This paper covers the technical aspects of an electromechanical battery. A permanent magnet motor-generator is incorporated in a composite flywheel, running at high speed in a vacuum containment to minimize air friction losses. The flywheel is to be suspended on cascaded, Teflon coated, high-speed roller bearings. A composite flywheel requires a simple containment to sustain the vacuum for the moving parts, since most of the energy is dissipated in the fracture process in case of catastrophic failure. A 3-phase, switch mode bridge converter, driven by a bipolar pulse width modulation board, achieves the variable speed control for the flywheel and the control of the DC bus voltage.
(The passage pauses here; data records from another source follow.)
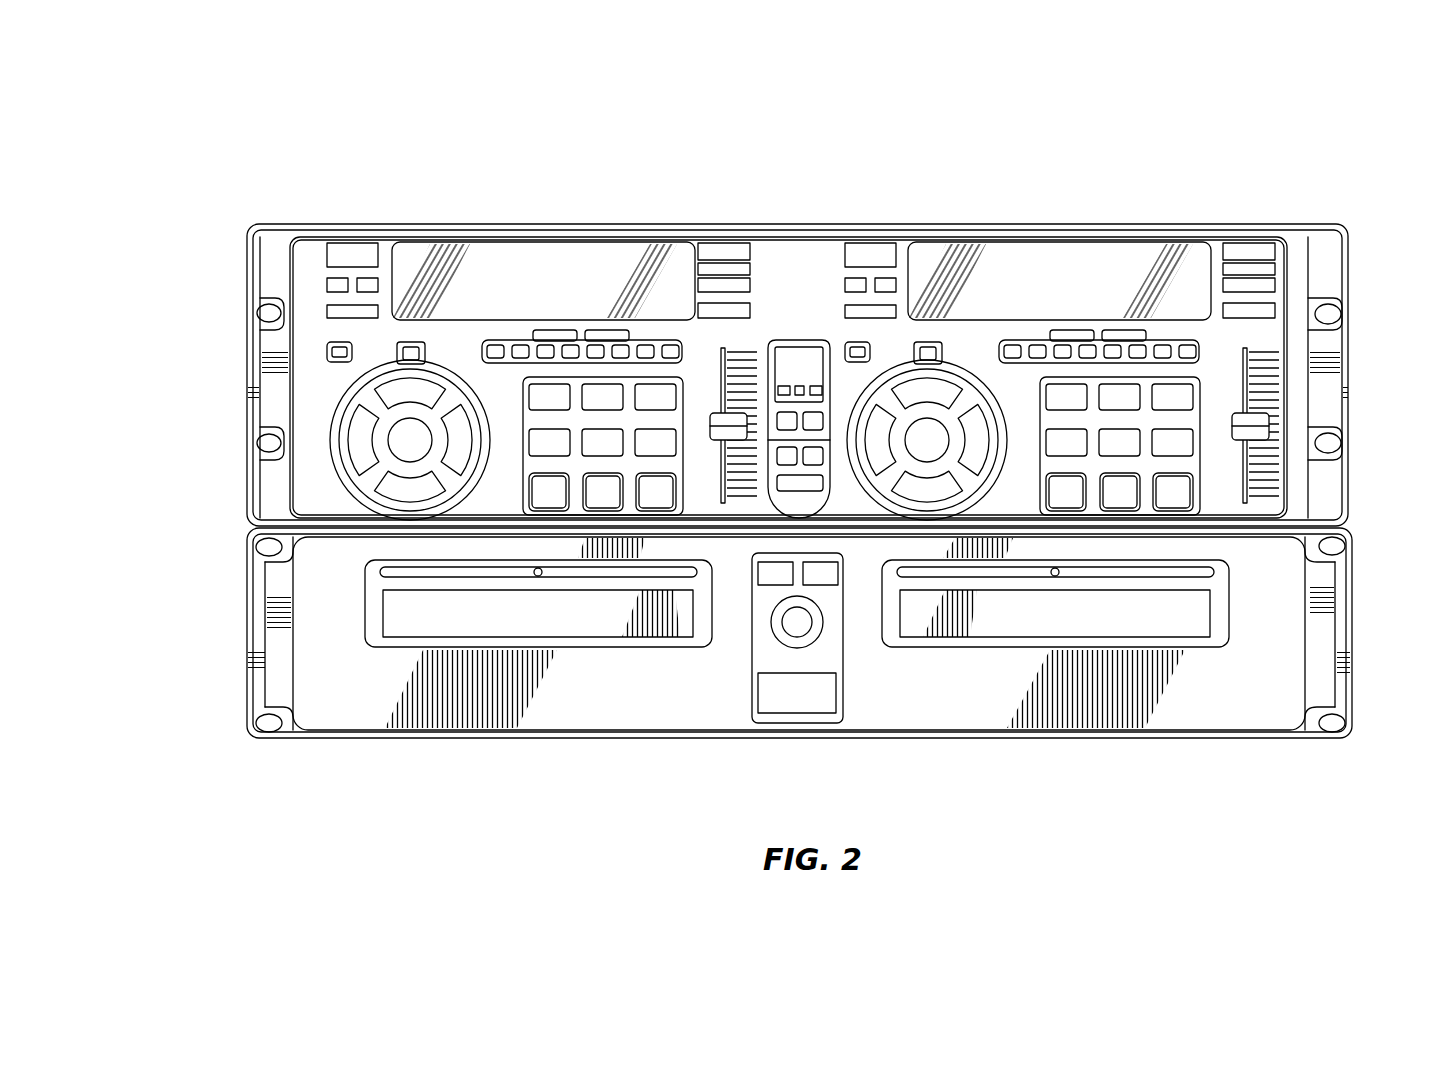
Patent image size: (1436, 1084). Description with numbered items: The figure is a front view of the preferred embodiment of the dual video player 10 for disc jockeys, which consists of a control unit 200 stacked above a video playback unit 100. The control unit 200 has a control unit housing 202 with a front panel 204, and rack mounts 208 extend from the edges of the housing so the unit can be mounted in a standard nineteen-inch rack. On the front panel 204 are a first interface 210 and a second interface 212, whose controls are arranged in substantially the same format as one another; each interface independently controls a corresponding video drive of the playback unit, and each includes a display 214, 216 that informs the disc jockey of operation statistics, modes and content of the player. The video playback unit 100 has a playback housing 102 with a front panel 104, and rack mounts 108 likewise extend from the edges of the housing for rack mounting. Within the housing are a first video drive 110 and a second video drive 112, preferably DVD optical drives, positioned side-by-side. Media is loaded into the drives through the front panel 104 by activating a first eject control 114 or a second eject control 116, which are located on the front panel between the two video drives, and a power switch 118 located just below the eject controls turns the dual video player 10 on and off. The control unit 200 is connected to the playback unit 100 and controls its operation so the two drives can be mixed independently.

The dual video player 10 is at (222, 152).
The video playback unit 100 is at (1236, 745).
The playback housing 102 is at (1165, 740).
The front panel 104 is at (590, 707).
The rack mounts 108 is at (277, 627).
The first video drive 110 is at (462, 622).
The second video drive 112 is at (1032, 615).
The first eject control 114 is at (772, 575).
The second eject control 116 is at (817, 573).
The power switch 118 is at (802, 625).
The control unit 200 is at (1171, 220).
The control unit housing 202 is at (1224, 226).
The front panel 204 is at (790, 258).
The rack mounts 208 is at (262, 350).
The first interface 210 is at (467, 352).
The second interface 212 is at (980, 347).
The display 214 is at (522, 268).
The display 216 is at (1025, 262).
The target storage capacity is 250 W-h with a power rating of 40 W.
An outside rotor design is used to maximize the inertia and hence energy storage capability. The rotation is around the vertical axis to minimize the required containment. It is envisaged that the flywheel will be buried underground, to further minimize containment requirements.
Because of the high speed, a 2-pole design is desirable. However to minimize iron losses, an iron-less stator is used. This requires either extremely thick magnets on the rotor to provide the necessary flux density, or a method for providing the flux density with multiple magnets. A Halbach array allows multiple magnets to be used in a 2-pole configuration. This reduces the machine costs because of the use of multiple small magnets.
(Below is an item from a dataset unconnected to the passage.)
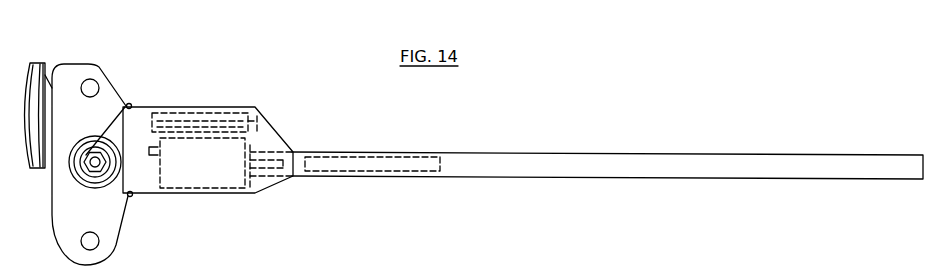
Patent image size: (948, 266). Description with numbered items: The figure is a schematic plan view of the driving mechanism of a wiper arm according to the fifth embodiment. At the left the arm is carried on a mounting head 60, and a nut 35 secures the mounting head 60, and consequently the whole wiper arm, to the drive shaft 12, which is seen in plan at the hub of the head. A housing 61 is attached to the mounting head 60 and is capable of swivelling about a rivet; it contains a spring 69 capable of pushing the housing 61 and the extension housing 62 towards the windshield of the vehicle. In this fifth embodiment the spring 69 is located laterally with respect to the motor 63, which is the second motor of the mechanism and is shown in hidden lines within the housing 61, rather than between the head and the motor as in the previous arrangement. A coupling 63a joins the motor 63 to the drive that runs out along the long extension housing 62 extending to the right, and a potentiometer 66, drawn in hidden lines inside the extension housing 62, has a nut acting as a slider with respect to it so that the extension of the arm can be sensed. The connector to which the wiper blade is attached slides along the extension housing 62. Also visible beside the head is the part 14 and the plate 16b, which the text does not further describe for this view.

Two passive magnetic bearings are used to suspend the shaft. The advantage of this is that an external power supply with associated control circuitry is not required. This reduces the complexity and the costs. The entire assembly is suspended on a teflon ball on a steel plate. This provides a low coefficient of friction bearing, with measurements verifying the design calculations.
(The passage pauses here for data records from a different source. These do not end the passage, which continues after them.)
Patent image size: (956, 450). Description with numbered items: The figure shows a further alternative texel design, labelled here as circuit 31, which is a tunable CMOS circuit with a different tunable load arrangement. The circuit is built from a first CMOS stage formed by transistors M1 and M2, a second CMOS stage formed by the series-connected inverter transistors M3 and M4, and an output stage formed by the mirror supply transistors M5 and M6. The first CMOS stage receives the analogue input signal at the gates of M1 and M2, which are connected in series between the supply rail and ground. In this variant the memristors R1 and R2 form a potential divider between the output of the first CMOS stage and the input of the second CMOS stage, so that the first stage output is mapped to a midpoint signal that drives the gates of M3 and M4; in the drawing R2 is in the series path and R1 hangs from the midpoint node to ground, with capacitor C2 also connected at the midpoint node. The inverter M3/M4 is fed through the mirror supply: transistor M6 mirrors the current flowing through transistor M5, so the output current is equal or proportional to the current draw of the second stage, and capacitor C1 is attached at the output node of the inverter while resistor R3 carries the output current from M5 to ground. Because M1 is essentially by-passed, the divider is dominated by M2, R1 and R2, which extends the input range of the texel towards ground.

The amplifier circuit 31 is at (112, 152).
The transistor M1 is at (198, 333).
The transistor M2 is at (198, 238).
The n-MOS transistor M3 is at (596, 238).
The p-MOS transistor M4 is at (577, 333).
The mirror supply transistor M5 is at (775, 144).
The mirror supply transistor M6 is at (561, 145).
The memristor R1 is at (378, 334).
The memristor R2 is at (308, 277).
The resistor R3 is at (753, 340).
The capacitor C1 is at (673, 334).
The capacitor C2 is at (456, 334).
The overall system consists of a bidirectional dc-dc converter, which converts the solar panel dc bus power to a suitable level for the inverter to drive the PM machine. As the panel output reduces, the dc-dc converter allows the PM machine to generate power back into the solar panel dc bus, using the freewheeling diodes of the inverter as an uncontrolled rectifier. A simple micro-controller is used to control the entire system.